JAGAT perpolitikan Indonesia mestinya disarati dengan adu ide dan gagasan, bukan lebih menggaungkan politik identitas. Itu yang lebih afdol dibahas di tahun politik sekarang ini. Politik yang inklusif, menyatukan berdasarkan gagasan dan pemikiran untuk menjadikan Indonesia yang lebih baik lagi.
Menuju pesta demokrasi melalui Pemilu dan Pilpres 2024, partai-partai politik hendaknya tidak menggunakan segala cara untuk meraih kemenangan, seperti politik identitas, ujaran kebencian hingga polarisasi. Faktor-faktor yang berpeluang menimbulkan perpecahan, sebagaimana pernah terjadi sebelumnya.
Para elit politik wajib untuk terus memberikan contoh kepada masyarakat agar tidak menggunakan politik identitas di pesta demokrasi 2024 mendatang. Politik identitas, sekali lagi, mengancam perpecahan bangsa.
Banyak pelajaran pahit dari masa lalu, dari pelaksanaan Pemilu dan Pilpres di mana para kandidat menggunakan politik identitas, yang kemudian menyebabkan keterbelahan.
Untuk itulah perlunya partai-partai politik memiliki semacam pakta integritas, atau membuat aturan-aturan dalam pelaksanaan Pemilu. Harapannya, pada saatnya nanti, tidak melakukan kampanye berlebihan yang bisa mengoyak keutuhan bangsa.
Harapan yang lain, para calon-calon pemimpin bangsa yang berjuang pada kontestasi atau pesta demokrasi 2024 sama-sama bisa mengusung sikap siap menang sekaligus siap kalah. Jangan hanya mengedepankan sikap siap menang tetapi tidak siap kalah, sehingga berpotensi menimbulkan berbagal hal yang destruktif.

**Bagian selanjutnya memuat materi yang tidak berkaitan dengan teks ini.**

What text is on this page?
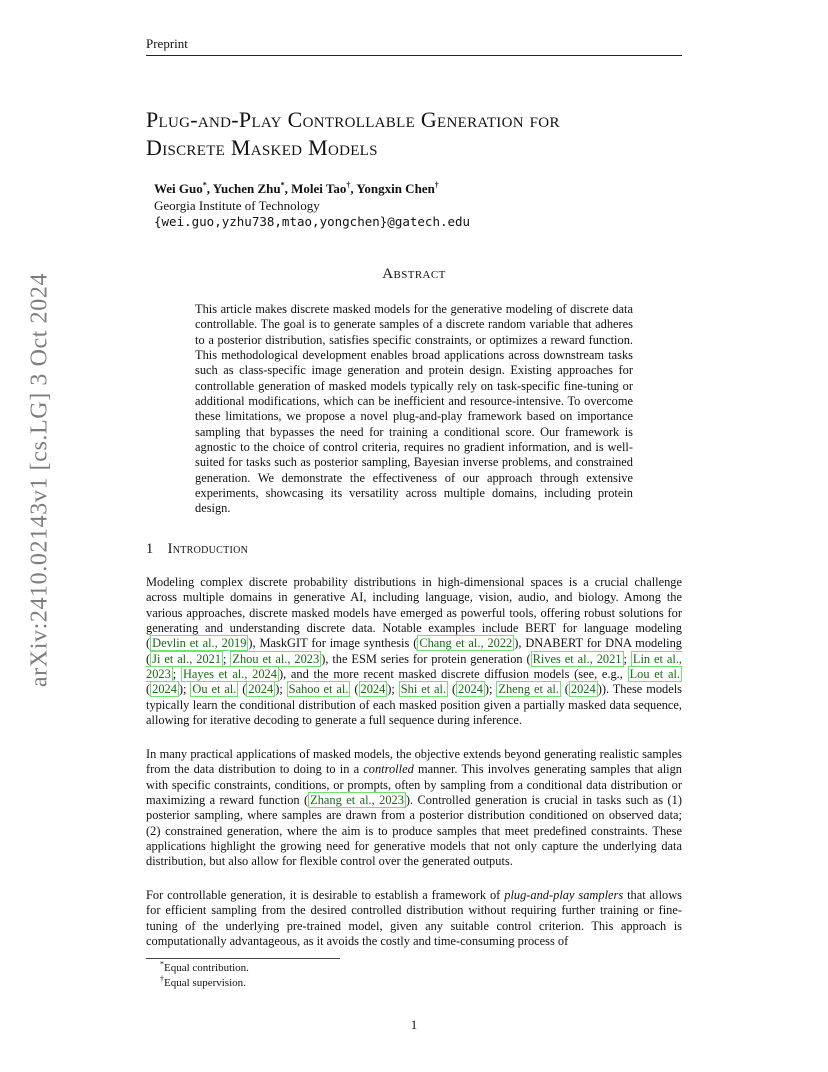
Preprint
Plug-and-Play Controllable Generation for
Discrete Masked Models
Wei Guo*, Yuchen Zhu*, Molei Tao†, Yongxin Chen†
Georgia Institute of Technology
{wei.guo,yzhu738,mtao,yongchen}@gatech.edu
Abstract
This article makes discrete masked models for the generative modeling of discrete data controllable. The goal is to generate samples of a discrete random variable that adheres to a posterior distribution, satisfies specific constraints, or optimizes a reward function. This methodological development enables broad applications across downstream tasks such as class-specific image generation and protein design. Existing approaches for controllable generation of masked models typically rely on task-specific fine-tuning or additional modifications, which can be inefficient and resource-intensive. To overcome these limitations, we propose a novel plug-and-play framework based on importance sampling that bypasses the need for training a conditional score. Our framework is agnostic to the choice of control criteria, requires no gradient information, and is well-suited for tasks such as posterior sampling, Bayesian inverse problems, and constrained generation. We demonstrate the effectiveness of our approach through extensive experiments, showcasing its versatility across multiple domains, including protein design.
1 Introduction
Modeling complex discrete probability distributions in high-dimensional spaces is a crucial challenge across multiple domains in generative AI, including language, vision, audio, and biology. Among the various approaches, discrete masked models have emerged as powerful tools, offering robust solutions for generating and understanding discrete data. Notable examples include BERT for language modeling ( Devlin et al., 2019 ), MaskGIT for image synthesis ( Chang et al., 2022 ), DNABERT for DNA modeling ( Ji et al., 2021 ; Zhou et al., 2023 ), the ESM series for protein generation ( Rives et al., 2021 ; Lin et al., 2023 ; Hayes et al., 2024 ), and the more recent masked discrete diffusion models (see, e.g., Lou et al. ( 2024 ); Ou et al. ( 2024 ); Sahoo et al. ( 2024 ); Shi et al. ( 2024 ); Zheng et al. ( 2024 )). These models typically learn the conditional distribution of each masked position given a partially masked data sequence, allowing for iterative decoding to generate a full sequence during inference.
In many practical applications of masked models, the objective extends beyond generating realistic samples from the data distribution to doing to in a controlled manner. This involves generating samples that align with specific constraints, conditions, or prompts, often by sampling from a conditional data distribution or maximizing a reward function ( Zhang et al., 2023 ). Controlled generation is crucial in tasks such as (1) posterior sampling, where samples are drawn from a posterior distribution conditioned on observed data; (2) constrained generation, where the aim is to produce samples that meet predefined constraints. These applications highlight the growing need for generative models that not only capture the underlying data distribution, but also allow for flexible control over the generated outputs.
For controllable generation, it is desirable to establish a framework of plug-and-play samplers that allows for efficient sampling from the desired controlled distribution without requiring further training or fine-tuning of the underlying pre-trained model, given any suitable control criterion. This approach is computationally advantageous, as it avoids the costly and time-consuming process of
*Equal contribution.
†Equal supervision.
1
arXiv:2410.02143v1 [cs.LG] 3 Oct 2024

Â
Intinya, di tahun politik dan di masa genting awal tahun 2024 ketika menghadapi Pemilu sekaligus Pilpres, yang lebih dikehendaki masyarakat adalah bagaimana partai-partai politik seyogyanya mampu mengunakan cara-cara yang tepat, tidak menggunakan cara-cara yang bisa menimbulkan perpecahan dan tidak menghalalkan semua cara untuk memperoleh kemenangan.
Konsideran dengan itu, partai-partai politik atau calon/kandidat pemimpin bangsa hendaknya pula tidak menggunakan agama hingga pendidikan sebagai alat untuk bahan kampanye.
Dalam konteks itu, menjadi tantangan tersendiri bagi partai-partai politik untuk selalu mengedukasi masyarakat dan melakukan sosialisasi atau dialog kebangsaan baik nasional hingga daerah.
Bagaimana lebih memberikan pemahaman kepada masyarakat untuk menghindari ajakan menghadiri kampanye di tempat-tempat yang tidak semestinya, misalnya sarana ibadah, masjid atau gereja atau sarana pendidikan, termasuk pesantren. Partai dan elit politik wajib untuk mengedukasi dan menyosialisasikan hal itu.